Pour moi, l’histoire de ces deux femmes, de cette rencontre, de ce qu’elles sont et de ce qu’elles deviennent, est au cœur de ce que j’ai voulu raconter. D’où le désir de les faire évoluer dans un presque huis clos, comme sur une scène de théâtre, avec une fenêtre sur le monde. J’ai également cherché la sobriété dans la mise en scène, comme dans les émotions que je décris, car je pense qu’il existe une corrélation réelle entre cette forme épurée et mon sujet. Avec Virginie Surdej, ma Directrice de la Photographie, nous sommes allées chercher des cadres simples et formels, qui racontent avant tout la profondeur de la relation entre Abla et Samia, qui laissent le temps au temps, qui laissent les personnages dicter leur propre rythme quand il le faut. J’ai voulu que ma caméra soit au service de ce qu’elles expriment mais aussi qu’elle les observe parfois, qu’elle se « détache » d’elles, qu’elle se nourrisse de leurs vies et de leurs moments d’intériorité.

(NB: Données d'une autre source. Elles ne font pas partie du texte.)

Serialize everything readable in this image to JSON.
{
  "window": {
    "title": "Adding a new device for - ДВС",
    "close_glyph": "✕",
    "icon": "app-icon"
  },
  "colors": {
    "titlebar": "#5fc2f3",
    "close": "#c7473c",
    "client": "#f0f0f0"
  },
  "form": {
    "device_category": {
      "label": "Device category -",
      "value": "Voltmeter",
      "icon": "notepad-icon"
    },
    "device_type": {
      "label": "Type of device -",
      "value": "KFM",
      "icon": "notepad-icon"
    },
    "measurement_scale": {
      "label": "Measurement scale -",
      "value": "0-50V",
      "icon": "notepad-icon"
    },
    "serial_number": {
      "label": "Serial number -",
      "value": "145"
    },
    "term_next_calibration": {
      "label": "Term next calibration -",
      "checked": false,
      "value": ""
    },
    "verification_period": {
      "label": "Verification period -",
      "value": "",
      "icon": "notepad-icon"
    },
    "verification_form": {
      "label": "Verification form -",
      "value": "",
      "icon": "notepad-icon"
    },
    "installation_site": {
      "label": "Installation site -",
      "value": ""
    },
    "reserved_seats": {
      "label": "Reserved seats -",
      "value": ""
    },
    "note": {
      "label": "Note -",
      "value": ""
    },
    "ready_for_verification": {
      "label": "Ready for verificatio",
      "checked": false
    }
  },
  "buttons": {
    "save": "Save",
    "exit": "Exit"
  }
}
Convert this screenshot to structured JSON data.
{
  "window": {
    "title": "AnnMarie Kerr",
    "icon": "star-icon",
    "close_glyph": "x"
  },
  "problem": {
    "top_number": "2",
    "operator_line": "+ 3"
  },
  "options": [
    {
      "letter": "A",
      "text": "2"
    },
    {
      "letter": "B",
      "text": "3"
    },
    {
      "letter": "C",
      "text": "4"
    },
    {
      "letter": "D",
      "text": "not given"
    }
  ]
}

J’ai donc alterné ces cadres fixes avec une caméra agile, parfois plus agressive, plus fragile aussi. Le mouvement des personnages, leur évolution dans cet espace central qui les rassemble et les divise, qui se transforme lui-même au fil de leur transformation personnelle… Dans le patio, dans les chambres, la lumière devient plus claire, plus pénétrante, à mesure que les liens se tissent et les humeurs se délient. Ainsi, la lumière accompagne les personnages et, tout comme la maison, est un élément silencieux et subtil de leur chemin intérieur. Adam est aussi un film d’ambiances, de sensations, où l’on rentre par l’image et le son dans le corps de ces deux femmes, comme des mains qui malaxent la pâte, filmées de manière charnelle. J’ai voulu qu’on pénètre leur âme, à travers les gestes les plus petits, les plus insignifiants. Je désirais montrer le détail, aller chercher sous la peau de ces deux femmes, creuser pour faire jaillir leur vérité à l’image, laisser parler leurs silences… En silence, lui aussi, Adam est venu se glisser sous ma peau. Il a fait son chemin en moi, pendant des années, presque à mon insu. Aujourd’hui, je me sens prête à lui donner vie.

Drame, marocain-belge-français de Maryam Touzani. 3,5 étoiles sur AlloCiné. 2 nominations au festival du film francophone d'Angoulème 2019. 6 nominations au Festival de Cannes 2019.